Ask Siddharth Bindra what the potential in the women’s ethnic wear market is. “We are considered the market leader and account for just 1.5% of the market. That’s how large it is,” he says, with a mix of dismay and optimism. Biba Apparels, the Rs 310-crore company that was started by his mother, Meena, in 1988, is today one of the biggest names in the ethnic wear (read: salwar kameez and kurtis) segment and it’s not only customers who are flocking to it. Recently, private equity firms Warburg Pincus and Faering Capital, a fund promoted by Aditya Parekh and Sameer Shroff, put in Rs 300 crore for a 30% stake in the company, the largest ever in the space.
There’s growing interest in the Indian ethnic and designer wear segments, and with good reason. According to Technopak, the overall market for women’s wear is Rs 78,500 crore, of which ethnic wear alone brings in 75%. “Barely 15% is organised and that is the big story. If the overall category is growing by 8-10%, the organised segment is growing by at least twice that number,” says Bindra, whose brand is now available in 132 outlets and 200 large department stores.
It is this growth that Kishore Biyani spotted in 2007, prompting him to take a 25.8% stake in Biba and acquire 22.86% the following year in ethnic and designer wear company AND Designs, which owns brands like AND, Global Desi and Anita Dongre. “The maturity cycle in this industry is at least 7-8 years. If you want to make healthy returns, you must be patient,” says Biyani. That virtue seems to have paid off, since he has pocketed a cool Rs 450 crore by exiting these two investments, with General Atlantic said to have picked up Future Group’s holding in AND. While the exact breakup is not available, in an investor update, group company Future Lifestyle says that the profit from the sale of the Biba stake was Rs 190 crore.
In 2011, Franklin Templeton private equity invested Rs 60 crore for a 20% stake in designer wear brand Kimaya Fashions, which today has a topline of Rs 75 crore. Kimaya chairman Pradeep Hirani says the advent of private equity in the sector points to its growth potential. “In this segment, India is the second-fastest growing market after Hong Kong,” he says.
There’s no reason why private equity interest will fade anytime soon.
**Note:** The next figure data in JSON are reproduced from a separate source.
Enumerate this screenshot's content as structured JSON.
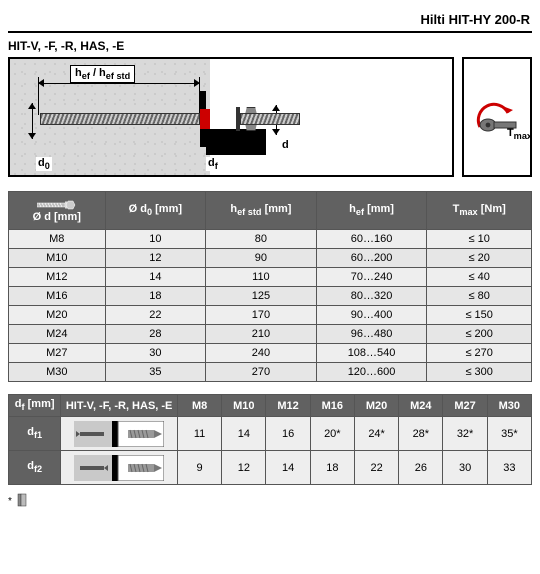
{
  "header_title": "Hilti HIT-HY 200-R",
  "subheader": "HIT-V, -F, -R, HAS, -E",
  "diagram": {
    "h_label": "h_ef / h_ef std",
    "d0_label": "d₀",
    "df_label": "d_f",
    "d_label": "d",
    "tmax_label": "T_max"
  },
  "table1": {
    "headers": [
      "Ø d [mm]",
      "Ø d₀ [mm]",
      "h_ef std [mm]",
      "h_ef [mm]",
      "T_max [Nm]"
    ],
    "rows": [
      [
        "M8",
        "10",
        "80",
        "60…160",
        "≤ 10"
      ],
      [
        "M10",
        "12",
        "90",
        "60…200",
        "≤ 20"
      ],
      [
        "M12",
        "14",
        "110",
        "70…240",
        "≤ 40"
      ],
      [
        "M16",
        "18",
        "125",
        "80…320",
        "≤ 80"
      ],
      [
        "M20",
        "22",
        "170",
        "90…400",
        "≤ 150"
      ],
      [
        "M24",
        "28",
        "210",
        "96…480",
        "≤ 200"
      ],
      [
        "M27",
        "30",
        "240",
        "108…540",
        "≤ 270"
      ],
      [
        "M30",
        "35",
        "270",
        "120…600",
        "≤ 300"
      ]
    ],
    "col_widths": [
      "96px",
      "100px",
      "110px",
      "110px",
      "104px"
    ],
    "header_bg": "#616161",
    "header_fg": "#ffffff",
    "row_odd_bg": "#eeeeee",
    "row_even_bg": "#e6e6e6",
    "border_color": "#555555",
    "fontsize": 11
  },
  "table2": {
    "corner": "d_f [mm]",
    "group_header": "HIT-V, -F, -R, HAS, -E",
    "size_headers": [
      "M8",
      "M10",
      "M12",
      "M16",
      "M20",
      "M24",
      "M27",
      "M30"
    ],
    "rows": [
      {
        "label": "d_f1",
        "vals": [
          "11",
          "14",
          "16",
          "20*",
          "24*",
          "28*",
          "32*",
          "35*"
        ]
      },
      {
        "label": "d_f2",
        "vals": [
          "9",
          "12",
          "14",
          "18",
          "22",
          "26",
          "30",
          "33"
        ]
      }
    ],
    "col_widths": {
      "label": "52px",
      "group": "116px",
      "size": "44px"
    }
  },
  "footnote_marker": "*",
  "colors": {
    "concrete": "#d9d9d9",
    "accent_red": "#cc0000",
    "dark": "#000000",
    "metal": "#888888"
  }
}
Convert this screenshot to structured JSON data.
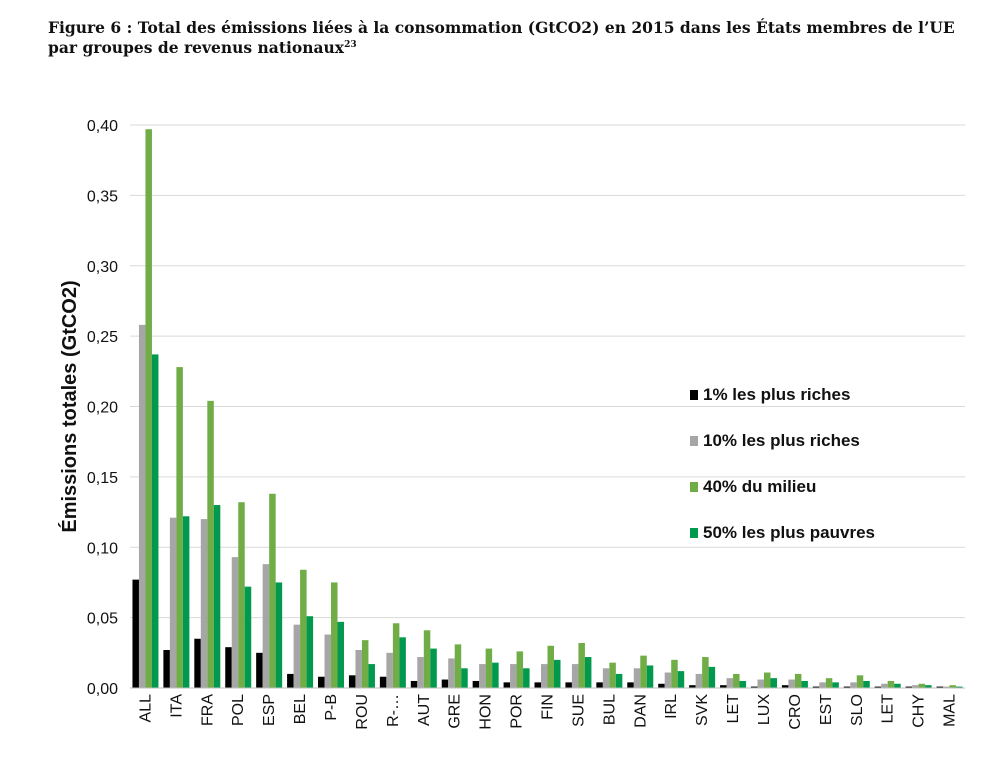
{
  "figure": {
    "title_line1": "Figure 6 : Total des émissions liées à la consommation (GtCO2) en 2015 dans les États membres de l’UE",
    "title_line2": "par groupes de revenus nationaux",
    "footnote_ref": "23"
  },
  "chart_data": {
    "type": "bar",
    "title": "",
    "xlabel": "",
    "ylabel": "Émissions totales (GtCO2)",
    "ylim": [
      0,
      0.4
    ],
    "yticks": [
      "0,00",
      "0,05",
      "0,10",
      "0,15",
      "0,20",
      "0,25",
      "0,30",
      "0,35",
      "0,40"
    ],
    "grid": true,
    "legend_position": "right",
    "categories": [
      "ALL",
      "ITA",
      "FRA",
      "POL",
      "ESP",
      "BEL",
      "P-B",
      "ROU",
      "R-…",
      "AUT",
      "GRE",
      "HON",
      "POR",
      "FIN",
      "SUE",
      "BUL",
      "DAN",
      "IRL",
      "SVK",
      "LET",
      "LUX",
      "CRO",
      "EST",
      "SLO",
      "LET",
      "CHY",
      "MAL"
    ],
    "series": [
      {
        "name": "1% les plus riches",
        "color": "#000000",
        "values": [
          0.077,
          0.027,
          0.035,
          0.029,
          0.025,
          0.01,
          0.008,
          0.009,
          0.008,
          0.005,
          0.006,
          0.005,
          0.004,
          0.004,
          0.004,
          0.004,
          0.004,
          0.003,
          0.002,
          0.002,
          0.001,
          0.002,
          0.001,
          0.001,
          0.001,
          0.001,
          0.001
        ]
      },
      {
        "name": "10% les plus riches",
        "color": "#a6a6a6",
        "values": [
          0.258,
          0.121,
          0.12,
          0.093,
          0.088,
          0.045,
          0.038,
          0.027,
          0.025,
          0.022,
          0.021,
          0.017,
          0.017,
          0.017,
          0.017,
          0.014,
          0.014,
          0.011,
          0.01,
          0.007,
          0.006,
          0.006,
          0.004,
          0.004,
          0.003,
          0.002,
          0.001
        ]
      },
      {
        "name": "40% du milieu",
        "color": "#70ad47",
        "values": [
          0.397,
          0.228,
          0.204,
          0.132,
          0.138,
          0.084,
          0.075,
          0.034,
          0.046,
          0.041,
          0.031,
          0.028,
          0.026,
          0.03,
          0.032,
          0.018,
          0.023,
          0.02,
          0.022,
          0.01,
          0.011,
          0.01,
          0.007,
          0.009,
          0.005,
          0.003,
          0.002
        ]
      },
      {
        "name": "50% les plus pauvres",
        "color": "#00994d",
        "values": [
          0.237,
          0.122,
          0.13,
          0.072,
          0.075,
          0.051,
          0.047,
          0.017,
          0.036,
          0.028,
          0.014,
          0.018,
          0.014,
          0.02,
          0.022,
          0.01,
          0.016,
          0.012,
          0.015,
          0.005,
          0.007,
          0.005,
          0.004,
          0.005,
          0.003,
          0.002,
          0.001
        ]
      }
    ]
  }
}
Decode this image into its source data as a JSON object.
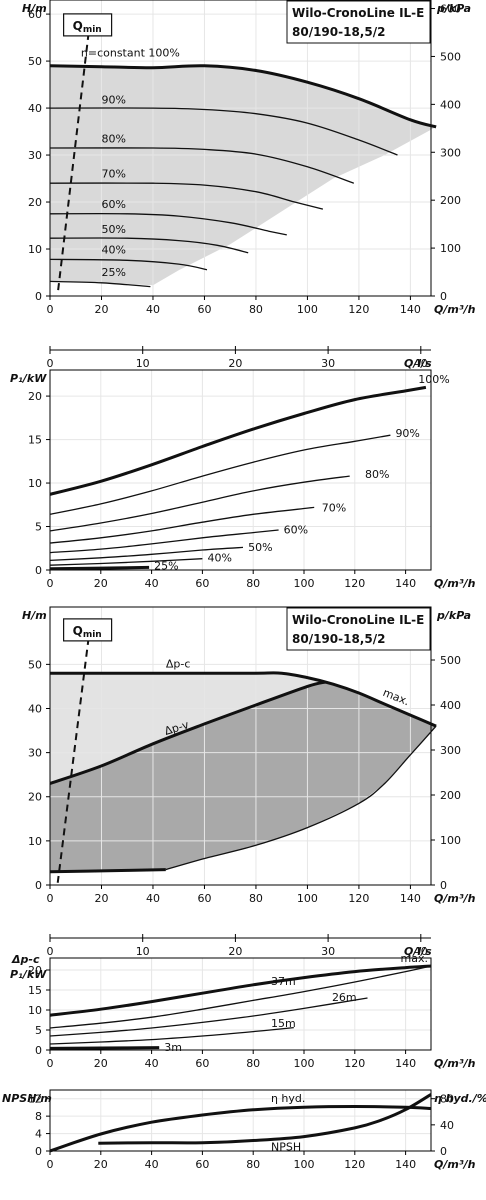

Mukesh Sawlani, director, AND Designs, says rising incomes and aspiration on the demand side and the availability of quality real estate on the supply side make the ethnic wear market an attractive investment opportunity. “There will be higher levels of penetration in tier 2,3 and 4 cities in future,” predicts Sawlani, whose Rs 275-crore company operates over 100 stores.
“It comes down to domestic consumption, of which apparels is a key component. When most players don’t have the scale for the capital markets, PE is a good partner for them,” sums up Siddhartha Nigam, partner and leader (consumer and retail), Grant Thornton.